In 1936, the Works Progress Administration of the federal government built a new community swimming pool at the current site on Main Street, said Don Miller, a local Fort Scott historian.
“At that point, the (Bridal Veil Park) swimming pools were turned over to the African-American community,” Miller said. “Segregation was the law until 1954.”
After desegregation became law the swimming pools were filled in, Miller said.
In 1986, a flood swept away the brick shelter house at the site, he said.
“After that, it was used for a hang-out place,” Miller said. “There was a lot of illegal activities going on.”
Keep or sell the property?
Fast forward to 2017.
Martin said there is still “suspicious activity” for the Fort Scott Police Department to investigate at that location and it floods easily because of its location near the Marmaton River.

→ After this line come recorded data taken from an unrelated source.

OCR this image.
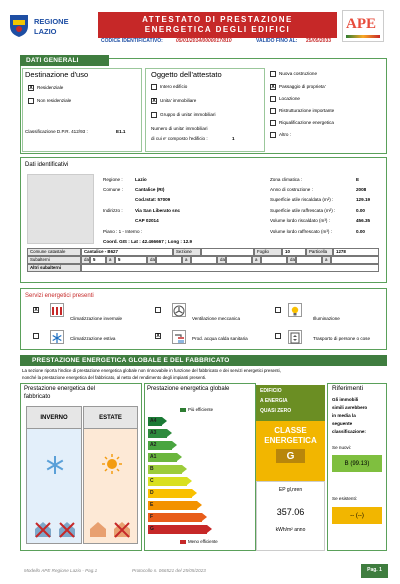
REGIONE
LAZIO
ATTESTATO DI PRESTAZIONE
ENERGETICA DEGLI EDIFICI
CODICE IDENTIFICATIVO:	05/01/2014/0000017/810	VALIDO FINO AL: 25/05/2033
APE
DATI GENERALI
Destinazione d'uso
X Residenziale
Non residenziale
Classificazione D.P.R. 412/93 :	E1.1
Oggetto dell'attestato
Intero edificio
X Unita' immobiliare
Gruppo di unita' immobiliari
Numero di unita' immobiliari
di cui e' composto l'edificio :	1
Nuova costruzione
X Passaggio di proprieta'
Locazione
Ristrutturazione importante
Riqualificazione energetica
Altro :
Dati identificativi
Regione :	Lazio
Comune :	Cantalice (RI)
Cod.Istat: 57009
Indirizzo :	Via San Liberato snc
CAP 02014
Piano : 1 - Interno :
Coord. GIS : Lat : 42.466667 ; Long : 12.9
Zona climatica :	E
Anno di costruzione :	2008
Superficie utile riscaldata (m²) :	129.19
Superficie utile raffrescata (m²) :	0.00
Volume lordo riscaldato (m³) :	456.35
Volume lordo raffrescato (m³) :	0.00
Comune catastale	Cantalice - B627	Sezione	Foglio	10	Particella	1278
Subalterni	da 5	a	5	da	a	da	a	da	a
Altri subalterni
Servizi energetici presenti
X
Climatizzazione invernale	Ventilazione meccanica	Illuminazione
Climatizzazione estiva	X	Prod. acqua calda sanitaria	Trasporto di persone o cose
PRESTAZIONE ENERGETICA GLOBALE E DEL FABBRICATO
La sezione riporta l'indice di prestazione energetica globale non rinnovabile in funzione del fabbricato e dei servizi energetici presenti,
nonché la prestazione energetica del fabbricato, al netto del rendimento degli impianti presenti.
Prestazione energetica del
fabbricato
INVERNO	ESTATE
Prestazione energetica globale
Più efficiente
A4
A3
A2
A1
B
C
D
E
F
G
Meno efficiente
EDIFICIO
A ENERGIA
QUASI ZERO
CLASSE
ENERGETICA
G
EP gl,nren
357.06
kWh/m² anno
Riferimenti
Gli immobili
simili avrebbero
in media la
seguente
classificazione:
Se nuovi:
B (99.13)
Se esistenti:
-- (--)
Modello APE Regione Lazio - Pag.1	Protocollo n. 066521 del 25/05/2023	Pag. 1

The cost of maintaining the park is approximately $5,000 to $10,000 a year, Martin said.
“Taking care of that park, is it a vision for the future of our city?,” Martin asked in an interview with FortScott.biz.
“There is a vision to have a hookup between Gunn Park and Riverfront Park in the long-term,” Martin said. “We will try to keep an easement for that,” Martin said.
Input requested by November 21
“I’m wanting input from the community between now and November 21,” Martin said. “I talked to people who feel it would not be a good idea to sell the land.”
At the November 21 city commission meeting, a decision will likely be made, he said.
Emails can be sent to firstname.lastname@example.org or call Martin on his cell phone at 620-644-2498.
“I think it will be good for the city to sell the property,” Miller said. “But save the picnic tables. Those were built by the WPA, they have historical value.”